With new meaning attached to the old bones along the way, the novices needed no further encouragement. They left without a word.
14
ABBESS GLASS
ABBESS GLASS STOOD in the shadow beside her study window, watching the novices of Red Class hurry towards Academia Tower, clutching their slates. She rubbed Malkin behind the ears. The old cat tolerated this and watched with her. At the back of the class little Elsie, just eight years old, scurried to catch up. She had been given over to the convent by her mother, a metalworker recently widowed and struggling to keep her younger children housed and fed.
A sigh escaped her. Able had been eight when he died. Her son would have been a man now, perhaps with children of his own. It still hurt to think of it, a physical ache in her chest. Glass struck her breastbone, willing the pain away, and turned from the window.

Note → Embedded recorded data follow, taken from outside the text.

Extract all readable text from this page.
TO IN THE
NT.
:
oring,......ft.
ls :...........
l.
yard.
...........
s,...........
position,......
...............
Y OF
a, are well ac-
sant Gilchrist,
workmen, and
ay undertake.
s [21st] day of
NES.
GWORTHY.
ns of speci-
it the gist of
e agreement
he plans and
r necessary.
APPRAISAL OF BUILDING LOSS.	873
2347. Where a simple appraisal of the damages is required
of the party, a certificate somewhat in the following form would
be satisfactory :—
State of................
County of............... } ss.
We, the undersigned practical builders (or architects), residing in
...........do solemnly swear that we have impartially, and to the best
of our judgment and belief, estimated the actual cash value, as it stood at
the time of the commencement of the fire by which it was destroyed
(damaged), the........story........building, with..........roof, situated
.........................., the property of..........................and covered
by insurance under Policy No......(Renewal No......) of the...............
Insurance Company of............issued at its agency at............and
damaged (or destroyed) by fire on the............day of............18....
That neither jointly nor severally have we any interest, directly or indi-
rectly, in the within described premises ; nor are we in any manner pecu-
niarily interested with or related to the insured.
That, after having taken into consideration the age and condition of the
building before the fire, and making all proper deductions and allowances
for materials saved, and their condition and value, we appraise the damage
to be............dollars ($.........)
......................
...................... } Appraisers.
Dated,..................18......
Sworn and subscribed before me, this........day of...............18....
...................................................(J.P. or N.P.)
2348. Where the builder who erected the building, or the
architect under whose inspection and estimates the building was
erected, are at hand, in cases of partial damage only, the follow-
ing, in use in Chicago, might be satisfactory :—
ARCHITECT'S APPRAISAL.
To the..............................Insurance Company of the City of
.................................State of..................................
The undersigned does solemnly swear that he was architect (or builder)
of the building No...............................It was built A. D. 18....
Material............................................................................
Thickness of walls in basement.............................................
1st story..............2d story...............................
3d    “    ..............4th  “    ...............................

Sister Tallow waited before the portrait of Abbess Mace, she of the miracle. Abbess Glass had forgotten the nun was there and noticed her with a start. Tallow showed no more motion than the portrait. If not for the wisp of her breath escaping in the cold air she might have been just another painting. Though it would take quite an artist to capture her hardness and the dark intensity of her eyes.
“It won’t be long before the inquisitors want to read the Grey reports, you know that.” Sister Tallow glanced towards the door. “I’m surprised there’s not a watcher in your house yet.”